This movie of Dick Cheney's rise to power is scattershot in its storytelling, but that actually works for the movie, giving it a surreal quality. The tone here isn't stark, serious drama, but darkly funny and irreverent. What I saw in Vice, directed by Adam McKay (Anchorman: The Legend of Ron Burgundy, The Other Guys, The Big Short), was shades of both Robert Altman and Louis Bunuel. I can totally watch a triple feature of Vice, M*A*S*H (1970) and The Phantom of Liberty (1974).
McKay's film chronicles Dick Cheney's climb up the political ladder, first as a staffer to Donald Rumsfeld. Later, Cheney would serve as vice president of the United States from 2001 to 2009 under President George W. Bush, a position that Cheney accepted with the understanding that he would be able to wield more executive power than the role allows.
Christian Bale plays Cheney in an extraordinary performance. His transformation into Cheney is so complete that the actor is unrecognizable. It's definitely a nuanced performance as Bale even gives his subject a twinkle of humanity. The rest of the cast is sensational too. Amy Adams is Cheney's wife Lynne, who is just as power hungry as her husband, Steve Carell is a bitter and constipated Donald Rumsfeld, and Sam Rockwell hilariously plays George W. as a bumpkin.
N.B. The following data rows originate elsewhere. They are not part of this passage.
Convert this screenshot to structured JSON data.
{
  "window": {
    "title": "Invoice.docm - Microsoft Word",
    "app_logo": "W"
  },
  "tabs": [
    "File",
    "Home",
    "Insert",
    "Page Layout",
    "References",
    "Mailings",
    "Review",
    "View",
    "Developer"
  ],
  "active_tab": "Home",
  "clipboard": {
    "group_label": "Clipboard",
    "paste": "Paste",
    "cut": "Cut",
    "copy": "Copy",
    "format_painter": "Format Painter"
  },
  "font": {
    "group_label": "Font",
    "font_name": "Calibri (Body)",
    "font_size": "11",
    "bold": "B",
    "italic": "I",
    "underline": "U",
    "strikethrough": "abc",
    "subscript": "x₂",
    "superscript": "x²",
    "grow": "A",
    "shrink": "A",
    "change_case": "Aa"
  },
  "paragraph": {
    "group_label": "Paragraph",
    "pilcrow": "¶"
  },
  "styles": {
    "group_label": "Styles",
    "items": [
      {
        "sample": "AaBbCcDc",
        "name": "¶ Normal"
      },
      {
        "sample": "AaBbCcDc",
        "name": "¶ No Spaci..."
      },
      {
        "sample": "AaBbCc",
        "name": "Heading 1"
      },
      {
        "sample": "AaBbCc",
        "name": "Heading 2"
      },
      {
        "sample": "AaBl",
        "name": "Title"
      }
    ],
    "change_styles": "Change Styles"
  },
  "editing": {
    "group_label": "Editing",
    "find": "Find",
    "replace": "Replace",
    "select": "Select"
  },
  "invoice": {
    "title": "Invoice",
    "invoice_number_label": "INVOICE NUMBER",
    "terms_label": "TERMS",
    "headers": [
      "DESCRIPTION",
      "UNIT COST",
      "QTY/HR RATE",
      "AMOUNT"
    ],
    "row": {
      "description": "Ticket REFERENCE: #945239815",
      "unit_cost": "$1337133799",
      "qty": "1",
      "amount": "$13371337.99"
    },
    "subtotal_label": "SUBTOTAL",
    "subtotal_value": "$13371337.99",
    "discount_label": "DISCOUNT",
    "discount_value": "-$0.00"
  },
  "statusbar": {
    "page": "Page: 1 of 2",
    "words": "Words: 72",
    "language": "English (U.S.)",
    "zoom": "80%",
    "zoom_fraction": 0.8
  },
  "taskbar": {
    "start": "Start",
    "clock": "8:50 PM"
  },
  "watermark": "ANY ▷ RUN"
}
In a very entertaining way, the movie plays with the realization that it is a movie. Characters often break the fourth wall, like the everyman narrator (Jesse Plemons), who is our guide throughout the film. A bedroom conversation between Dick and Lynne becomes a scene from Shakespeare's Macbeth. Then there is the fake happy ending in the middle of the movie telling us that the Cheneys got out of politics in support of their gay daughter. McKay even has fun with the fact that the movie clearly leans to the left politically.
Yes, Vice is often funny, but at its core it is a biting commentary about political corruption that is shocking and infuriating.